2. – Она была так глупа, – сказал Этьен. – Блаженны глупцы, и т.д. и т.п. Клянусь, я совершенно серьезно, я серьезно говорю. Меня ее глупость раздражала, Орасио уверял, что это от недостатка информации, но он ошибался. Всем известно, что невежда и дурак – совершенно разные вещи, это всякий знает, кроме дурака, к счастью для него. Он считал, что занятия, пресловутые занятия, прибавят ей ума. Спутал два понятия: знать и понимать. Бедняжка превосходно разбиралась во многих вещах, которых мы не понимаем именно потому, что знаем все.
3. – Не занимайся словоблудием, – сказал Рональд. – Дешевый набор из антиномий и полярных понятий. Я считаю, что ее глупость была платой за то, что она была совсем как растение, как улитка, всем своим существом была прилеплена к самым таинственным вещам. Ну вот, пожалуйста: она не способна была верить в названия, ей надо было упереться пальцем в предмет, и только тогда она признавала его существование. А так далеко не уедешь. Все равно что повернуться спиной ко всем завоеваниям Запада, ко всем философским школам. Плохо, когда при этом живешь в городе и должен зарабатывать на жизнь. Ее это свербило.
4. – Да, конечно, но она была способна испытать безграничное счастье, сколько раз я смотрел на нее и завидовал. От формы стакана, к примеру. А что я ищу в живописи, скажите, пожалуйста? Мучаешься, терзаешься, сколько дорог исходишь – и все для того, чтобы прийти к вилке и двум маслинам. Вся соль и центр мира должны сосредоточиться здесь, на этом краю скатерти. А она приходит и чувствует это. Однажды она пришла ко мне в мастерскую, я застал ее перед картиной, которую только утром закончил. Она плакала так, как умела плакать только она, всем лицом, и лицо у нее делалось страшным и чудесным. Она смотрела на мою картину и плакала. Я не нашел в себе мужества признаться, что утром тоже плакал.
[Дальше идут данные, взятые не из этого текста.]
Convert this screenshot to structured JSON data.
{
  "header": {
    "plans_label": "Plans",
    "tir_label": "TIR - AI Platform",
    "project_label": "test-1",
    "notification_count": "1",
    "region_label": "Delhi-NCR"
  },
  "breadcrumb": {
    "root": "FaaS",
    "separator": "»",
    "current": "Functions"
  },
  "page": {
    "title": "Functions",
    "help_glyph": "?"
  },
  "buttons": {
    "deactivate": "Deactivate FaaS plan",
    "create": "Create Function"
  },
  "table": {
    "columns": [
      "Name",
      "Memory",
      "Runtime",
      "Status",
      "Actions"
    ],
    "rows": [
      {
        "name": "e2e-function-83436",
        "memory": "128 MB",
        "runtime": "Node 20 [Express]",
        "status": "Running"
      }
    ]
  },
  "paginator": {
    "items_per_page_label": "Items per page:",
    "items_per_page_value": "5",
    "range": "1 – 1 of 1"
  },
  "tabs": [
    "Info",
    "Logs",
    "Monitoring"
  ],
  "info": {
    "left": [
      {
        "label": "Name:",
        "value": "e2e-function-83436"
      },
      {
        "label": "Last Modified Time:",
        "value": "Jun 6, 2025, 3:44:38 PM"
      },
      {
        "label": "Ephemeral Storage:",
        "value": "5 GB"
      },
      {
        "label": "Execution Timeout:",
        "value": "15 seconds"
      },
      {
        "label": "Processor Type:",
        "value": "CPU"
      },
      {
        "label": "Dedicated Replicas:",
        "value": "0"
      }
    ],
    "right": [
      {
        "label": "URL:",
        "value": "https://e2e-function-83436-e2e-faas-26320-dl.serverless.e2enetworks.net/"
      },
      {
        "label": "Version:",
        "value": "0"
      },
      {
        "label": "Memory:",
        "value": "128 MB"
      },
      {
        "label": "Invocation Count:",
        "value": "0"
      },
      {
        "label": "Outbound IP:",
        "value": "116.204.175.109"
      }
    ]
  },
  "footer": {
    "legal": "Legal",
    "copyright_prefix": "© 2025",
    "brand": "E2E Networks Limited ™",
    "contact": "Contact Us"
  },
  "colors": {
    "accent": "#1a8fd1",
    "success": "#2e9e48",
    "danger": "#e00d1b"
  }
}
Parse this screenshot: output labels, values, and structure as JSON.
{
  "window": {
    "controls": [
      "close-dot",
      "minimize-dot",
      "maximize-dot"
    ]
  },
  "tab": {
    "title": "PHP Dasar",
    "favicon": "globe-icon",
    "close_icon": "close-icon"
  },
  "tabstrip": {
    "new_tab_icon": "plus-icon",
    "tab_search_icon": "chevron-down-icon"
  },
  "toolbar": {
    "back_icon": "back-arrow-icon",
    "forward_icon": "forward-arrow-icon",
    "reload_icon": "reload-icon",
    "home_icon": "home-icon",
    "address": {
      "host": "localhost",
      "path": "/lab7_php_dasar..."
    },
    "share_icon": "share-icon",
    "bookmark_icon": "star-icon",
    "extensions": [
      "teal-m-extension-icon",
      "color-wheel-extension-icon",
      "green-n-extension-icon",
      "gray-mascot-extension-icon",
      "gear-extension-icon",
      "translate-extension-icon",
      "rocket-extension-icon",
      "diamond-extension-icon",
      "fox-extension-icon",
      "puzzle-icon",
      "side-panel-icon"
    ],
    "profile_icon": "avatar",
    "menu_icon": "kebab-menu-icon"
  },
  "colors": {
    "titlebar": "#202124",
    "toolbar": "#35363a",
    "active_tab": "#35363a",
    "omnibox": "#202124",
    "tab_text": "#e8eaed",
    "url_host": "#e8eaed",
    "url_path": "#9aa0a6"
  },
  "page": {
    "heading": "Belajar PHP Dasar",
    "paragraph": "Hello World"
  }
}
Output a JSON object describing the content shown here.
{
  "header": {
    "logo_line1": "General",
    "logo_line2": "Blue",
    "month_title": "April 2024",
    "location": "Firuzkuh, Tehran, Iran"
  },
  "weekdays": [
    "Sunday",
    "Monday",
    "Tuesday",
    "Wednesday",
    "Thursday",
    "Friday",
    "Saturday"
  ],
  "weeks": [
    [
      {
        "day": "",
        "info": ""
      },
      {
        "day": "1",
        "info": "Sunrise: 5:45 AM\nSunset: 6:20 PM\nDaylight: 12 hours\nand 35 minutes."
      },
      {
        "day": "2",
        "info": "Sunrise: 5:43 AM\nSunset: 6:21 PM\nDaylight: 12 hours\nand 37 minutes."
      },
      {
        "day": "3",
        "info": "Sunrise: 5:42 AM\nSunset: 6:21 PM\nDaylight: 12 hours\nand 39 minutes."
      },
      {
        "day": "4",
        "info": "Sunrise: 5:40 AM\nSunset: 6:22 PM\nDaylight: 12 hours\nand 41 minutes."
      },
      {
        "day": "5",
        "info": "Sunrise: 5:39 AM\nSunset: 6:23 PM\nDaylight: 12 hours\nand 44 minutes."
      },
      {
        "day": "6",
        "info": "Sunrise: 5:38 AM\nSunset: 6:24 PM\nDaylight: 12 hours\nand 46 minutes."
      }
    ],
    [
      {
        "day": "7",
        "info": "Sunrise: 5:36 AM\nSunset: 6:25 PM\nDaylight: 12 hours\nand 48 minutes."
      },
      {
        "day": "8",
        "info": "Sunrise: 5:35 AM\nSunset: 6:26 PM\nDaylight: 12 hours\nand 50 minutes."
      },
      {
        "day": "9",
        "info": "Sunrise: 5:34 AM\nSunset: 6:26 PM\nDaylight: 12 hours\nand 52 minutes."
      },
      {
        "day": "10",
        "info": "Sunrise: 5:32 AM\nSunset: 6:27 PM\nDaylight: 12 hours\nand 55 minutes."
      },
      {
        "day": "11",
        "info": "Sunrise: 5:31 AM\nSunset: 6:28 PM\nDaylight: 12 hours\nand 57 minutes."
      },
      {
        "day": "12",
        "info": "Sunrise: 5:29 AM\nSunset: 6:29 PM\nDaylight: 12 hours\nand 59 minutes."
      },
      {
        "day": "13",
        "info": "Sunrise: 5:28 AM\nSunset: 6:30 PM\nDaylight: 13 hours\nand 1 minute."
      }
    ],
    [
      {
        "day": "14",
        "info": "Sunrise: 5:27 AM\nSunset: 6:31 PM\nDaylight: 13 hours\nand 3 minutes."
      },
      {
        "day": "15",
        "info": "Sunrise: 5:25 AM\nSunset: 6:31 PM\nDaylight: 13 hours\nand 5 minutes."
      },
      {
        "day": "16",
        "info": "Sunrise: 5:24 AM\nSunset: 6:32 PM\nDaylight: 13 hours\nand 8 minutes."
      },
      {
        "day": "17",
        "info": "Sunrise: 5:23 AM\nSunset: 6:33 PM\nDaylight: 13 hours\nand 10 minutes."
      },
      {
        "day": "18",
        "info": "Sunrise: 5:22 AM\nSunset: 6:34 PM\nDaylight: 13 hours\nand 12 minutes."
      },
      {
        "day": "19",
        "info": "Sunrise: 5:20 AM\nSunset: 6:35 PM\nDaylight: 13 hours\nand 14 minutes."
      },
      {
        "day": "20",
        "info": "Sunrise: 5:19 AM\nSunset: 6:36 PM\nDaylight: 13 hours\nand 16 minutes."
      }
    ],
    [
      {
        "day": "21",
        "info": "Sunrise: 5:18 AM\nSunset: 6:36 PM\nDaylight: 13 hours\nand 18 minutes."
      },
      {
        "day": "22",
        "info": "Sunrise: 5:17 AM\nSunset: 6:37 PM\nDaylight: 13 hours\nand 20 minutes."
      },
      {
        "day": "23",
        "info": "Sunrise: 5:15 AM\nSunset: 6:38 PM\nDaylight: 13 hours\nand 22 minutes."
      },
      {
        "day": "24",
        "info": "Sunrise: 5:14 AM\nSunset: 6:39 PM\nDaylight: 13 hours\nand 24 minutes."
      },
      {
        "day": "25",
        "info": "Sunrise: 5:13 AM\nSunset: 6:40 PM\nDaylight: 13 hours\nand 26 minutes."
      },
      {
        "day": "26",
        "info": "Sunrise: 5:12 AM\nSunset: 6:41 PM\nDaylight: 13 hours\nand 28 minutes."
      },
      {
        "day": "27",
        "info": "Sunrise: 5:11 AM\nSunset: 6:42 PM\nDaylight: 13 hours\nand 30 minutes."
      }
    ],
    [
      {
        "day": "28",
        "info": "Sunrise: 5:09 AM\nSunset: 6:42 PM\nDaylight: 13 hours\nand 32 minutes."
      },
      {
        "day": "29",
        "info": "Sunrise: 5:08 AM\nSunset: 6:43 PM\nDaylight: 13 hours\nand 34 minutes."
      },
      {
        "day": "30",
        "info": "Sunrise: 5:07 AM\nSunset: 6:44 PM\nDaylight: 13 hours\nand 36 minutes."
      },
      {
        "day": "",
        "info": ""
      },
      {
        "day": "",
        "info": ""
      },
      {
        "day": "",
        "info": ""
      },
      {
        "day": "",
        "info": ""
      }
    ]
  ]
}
А ведь это могло дать ей покой, ты же знаешь, как она терзалась, казалась себе незначительной рядом с нами, блестящими фанфаронами.
5. – Отчего только люди не плачут, – сказал Рональд. – Слезы ничего не доказывают.
6. – Что ни говори, они доказывают контакт. Сколько было таких, кто, стоя перед холстом, сыпал гладенькими похвалами, сплошь заимствованными, что только не говорили, но все – вокруг. Знаешь, – надо подняться до определенного уровня, чтобы научиться соединять две вещи. Я думаю, что я – поднялся, но таких, как я, – не много.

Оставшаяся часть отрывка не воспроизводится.